Bug 26 - Notification messages are delayed until network activity
Summary: Notification messages are delayed until network activity
Status: CLOSED FIXED
Alias: None
Product: LinuxSampler
Classification: Unclassified
Component: LSCP (show other bugs)
Version: SVN Trunk
Hardware: PC Linux
: P2 normal
Assignee: Christian Schoenebeck
URL:
Depends on:
Blocks:
 
Reported: 2005-09-30 07:56 CEST by Grigor Iliev
Modified: 2006-10-22 22:05 CEST (History)
0 users

See Also:


Attachments
patch for lscpserver.cpp (2.79 KB, patch)
2005-09-30 07:57 CEST, Grigor Iliev
Details

Note You need to log in before you can comment on or make changes to this bug.
Description Grigor Iliev 2005-09-30 07:56:22 CEST
Notification messages are not send when there isn't network activity between the
LinuxSampler and its clients. The messages are delayed until the presence of
such. This mostly affects the instrument loading when the client doesn't poll
the sampler channel information on a regular basis.

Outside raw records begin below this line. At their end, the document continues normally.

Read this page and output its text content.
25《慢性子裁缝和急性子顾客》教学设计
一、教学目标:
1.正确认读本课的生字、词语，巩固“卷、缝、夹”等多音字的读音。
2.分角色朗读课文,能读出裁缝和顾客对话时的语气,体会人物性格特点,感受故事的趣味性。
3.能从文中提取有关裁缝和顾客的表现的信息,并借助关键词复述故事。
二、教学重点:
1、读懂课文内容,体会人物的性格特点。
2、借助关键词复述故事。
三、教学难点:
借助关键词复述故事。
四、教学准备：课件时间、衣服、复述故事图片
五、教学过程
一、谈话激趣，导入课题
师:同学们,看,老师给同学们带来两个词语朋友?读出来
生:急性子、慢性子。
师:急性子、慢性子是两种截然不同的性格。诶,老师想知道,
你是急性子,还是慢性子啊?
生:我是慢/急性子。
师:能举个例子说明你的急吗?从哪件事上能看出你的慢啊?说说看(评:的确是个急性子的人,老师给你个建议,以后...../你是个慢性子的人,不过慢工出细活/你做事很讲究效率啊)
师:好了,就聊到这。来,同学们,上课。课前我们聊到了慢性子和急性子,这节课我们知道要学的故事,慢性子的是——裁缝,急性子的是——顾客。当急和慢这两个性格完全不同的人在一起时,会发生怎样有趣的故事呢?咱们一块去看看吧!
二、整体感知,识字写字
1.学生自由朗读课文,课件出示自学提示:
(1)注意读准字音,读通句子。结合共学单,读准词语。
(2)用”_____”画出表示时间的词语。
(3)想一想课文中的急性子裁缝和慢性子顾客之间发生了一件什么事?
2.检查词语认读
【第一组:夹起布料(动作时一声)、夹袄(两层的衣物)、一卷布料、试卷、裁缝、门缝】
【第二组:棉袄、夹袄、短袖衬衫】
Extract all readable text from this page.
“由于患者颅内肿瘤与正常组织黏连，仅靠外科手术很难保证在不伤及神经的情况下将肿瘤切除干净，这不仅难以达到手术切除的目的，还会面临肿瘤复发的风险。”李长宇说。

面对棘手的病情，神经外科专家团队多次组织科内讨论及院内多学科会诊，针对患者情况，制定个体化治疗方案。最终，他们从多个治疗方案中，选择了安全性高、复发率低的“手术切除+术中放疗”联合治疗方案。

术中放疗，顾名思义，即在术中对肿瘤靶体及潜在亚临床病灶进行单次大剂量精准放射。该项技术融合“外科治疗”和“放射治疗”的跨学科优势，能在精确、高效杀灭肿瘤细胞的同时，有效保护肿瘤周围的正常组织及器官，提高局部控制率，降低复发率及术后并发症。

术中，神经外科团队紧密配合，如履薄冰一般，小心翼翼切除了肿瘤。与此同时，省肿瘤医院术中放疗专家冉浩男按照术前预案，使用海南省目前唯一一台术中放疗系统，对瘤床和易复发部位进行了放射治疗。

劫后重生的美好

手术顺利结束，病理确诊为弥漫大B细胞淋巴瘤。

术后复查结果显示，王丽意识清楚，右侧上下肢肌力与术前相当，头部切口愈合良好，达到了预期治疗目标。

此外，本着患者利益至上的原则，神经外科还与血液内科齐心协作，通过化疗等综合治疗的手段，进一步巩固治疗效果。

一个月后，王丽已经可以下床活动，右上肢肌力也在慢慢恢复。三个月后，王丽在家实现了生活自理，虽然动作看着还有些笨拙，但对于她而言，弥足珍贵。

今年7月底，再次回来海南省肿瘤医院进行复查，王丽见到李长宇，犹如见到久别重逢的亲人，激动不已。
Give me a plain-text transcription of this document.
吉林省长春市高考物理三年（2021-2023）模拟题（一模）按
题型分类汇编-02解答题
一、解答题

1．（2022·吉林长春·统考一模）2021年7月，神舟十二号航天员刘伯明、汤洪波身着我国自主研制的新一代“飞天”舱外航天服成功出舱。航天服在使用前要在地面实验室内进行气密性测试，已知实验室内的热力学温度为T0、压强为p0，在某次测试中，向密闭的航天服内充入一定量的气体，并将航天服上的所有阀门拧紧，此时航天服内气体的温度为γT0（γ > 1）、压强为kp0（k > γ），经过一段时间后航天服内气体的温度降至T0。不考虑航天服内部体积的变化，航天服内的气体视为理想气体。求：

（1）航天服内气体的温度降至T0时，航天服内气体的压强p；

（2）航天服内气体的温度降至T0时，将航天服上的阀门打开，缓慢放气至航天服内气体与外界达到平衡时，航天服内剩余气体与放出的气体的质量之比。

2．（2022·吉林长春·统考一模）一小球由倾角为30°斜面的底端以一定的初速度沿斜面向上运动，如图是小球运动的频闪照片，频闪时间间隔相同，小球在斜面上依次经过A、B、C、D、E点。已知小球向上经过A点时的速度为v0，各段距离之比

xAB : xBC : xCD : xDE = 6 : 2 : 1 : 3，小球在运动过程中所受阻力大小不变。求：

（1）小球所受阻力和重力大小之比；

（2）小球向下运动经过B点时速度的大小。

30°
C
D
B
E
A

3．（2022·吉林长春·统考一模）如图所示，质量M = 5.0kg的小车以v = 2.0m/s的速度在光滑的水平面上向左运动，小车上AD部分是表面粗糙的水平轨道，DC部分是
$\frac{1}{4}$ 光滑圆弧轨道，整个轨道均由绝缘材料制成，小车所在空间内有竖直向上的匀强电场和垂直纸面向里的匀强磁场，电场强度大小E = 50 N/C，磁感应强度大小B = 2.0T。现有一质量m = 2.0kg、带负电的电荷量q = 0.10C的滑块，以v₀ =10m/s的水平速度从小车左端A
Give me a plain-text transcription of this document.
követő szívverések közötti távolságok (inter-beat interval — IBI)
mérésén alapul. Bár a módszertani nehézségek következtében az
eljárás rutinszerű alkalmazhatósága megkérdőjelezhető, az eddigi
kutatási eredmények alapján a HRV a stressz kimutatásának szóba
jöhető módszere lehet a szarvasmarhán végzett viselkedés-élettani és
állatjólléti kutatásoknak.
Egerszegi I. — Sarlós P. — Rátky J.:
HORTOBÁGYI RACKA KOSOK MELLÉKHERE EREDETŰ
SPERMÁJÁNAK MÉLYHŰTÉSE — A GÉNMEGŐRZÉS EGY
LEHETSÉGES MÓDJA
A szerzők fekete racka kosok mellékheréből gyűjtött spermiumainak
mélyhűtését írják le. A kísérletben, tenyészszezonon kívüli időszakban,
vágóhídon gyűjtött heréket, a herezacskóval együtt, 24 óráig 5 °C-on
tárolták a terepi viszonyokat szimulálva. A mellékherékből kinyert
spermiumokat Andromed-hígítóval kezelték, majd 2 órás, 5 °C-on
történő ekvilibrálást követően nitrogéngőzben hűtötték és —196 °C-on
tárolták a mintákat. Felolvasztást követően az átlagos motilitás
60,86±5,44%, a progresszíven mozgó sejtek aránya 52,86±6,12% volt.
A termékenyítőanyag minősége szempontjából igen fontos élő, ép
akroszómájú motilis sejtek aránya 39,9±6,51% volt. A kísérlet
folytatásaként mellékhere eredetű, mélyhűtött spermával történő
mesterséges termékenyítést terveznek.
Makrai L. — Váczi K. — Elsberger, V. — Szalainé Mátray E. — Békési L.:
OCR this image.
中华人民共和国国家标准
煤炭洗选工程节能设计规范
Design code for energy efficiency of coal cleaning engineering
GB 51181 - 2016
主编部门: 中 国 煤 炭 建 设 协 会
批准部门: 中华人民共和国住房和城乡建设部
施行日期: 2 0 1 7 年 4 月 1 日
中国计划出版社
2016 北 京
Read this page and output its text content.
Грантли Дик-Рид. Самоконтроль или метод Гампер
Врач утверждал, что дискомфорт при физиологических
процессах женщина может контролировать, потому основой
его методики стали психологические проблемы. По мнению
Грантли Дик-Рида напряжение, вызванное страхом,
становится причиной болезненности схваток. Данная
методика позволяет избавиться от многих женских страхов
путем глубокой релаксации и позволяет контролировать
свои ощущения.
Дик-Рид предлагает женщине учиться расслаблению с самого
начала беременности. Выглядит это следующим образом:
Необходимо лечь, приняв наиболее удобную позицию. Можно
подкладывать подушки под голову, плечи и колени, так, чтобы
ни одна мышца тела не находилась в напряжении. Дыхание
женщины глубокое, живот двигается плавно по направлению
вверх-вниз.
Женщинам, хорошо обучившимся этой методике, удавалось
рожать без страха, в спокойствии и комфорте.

The attached patch for lscpserver.cpp causes LinuxSampler to checks at least 10
times in a second for new event messages.
Comment 1 Grigor Iliev 2005-09-30 07:57:11 CEST
Created attachment 13 [details]
patch for lscpserver.cpp
Comment 2 Christian Schoenebeck 2005-10-26 10:56:40 CEST
I'm not sure anymore, but I think we had an issue with the timeout argument of 
select() and removed it from this section of the LSCP server due to this. But 
we can give it a try and see if somebody faces a problem. So go ahead and 
commit it please! 
Comment 3 Grigor Iliev 2005-10-26 11:49:13 CEST
OK, I found the old implementation in the CVS:
http://cvs.linuxsampler.org/cgi-bin/viewcvs.cgi/linuxsampler/src/network/lscpserver.cpp?rev=1.23&content-type=text/vnd.viewcvs-markup

Yes, there is an issue there (from `man select'):

"On  Linux, the function select modifies timeout
to reflect the amount of time not slept; most
other implementations do not do this.
This causes problems both when Linux code which reads
timeout is ported to other operating systems,
and when code is ported to Linux that reuses a
struct timeval for multiple selects in a loop
without reinitializing it. Consider timeout to 
be undefined after select returns."

In those implementation after the first invocation of select
the timeout is set to 0, and than we have an endless loop, I think...
Comment 4 Christian Schoenebeck 2005-10-26 13:28:16 CEST
Is there probably an autoconf check for this implementation difference? I don't  
think we should simply use "#if LINUX" or something.  
Comment 5 Grigor Iliev 2005-10-26 13:49:20 CEST
I think that it's ok now (for all platforms) because, now, the timout variable
is set before every call to select function, so the select implementation in
this case doesn't matter. This wasn't done in the old(removed) implementation.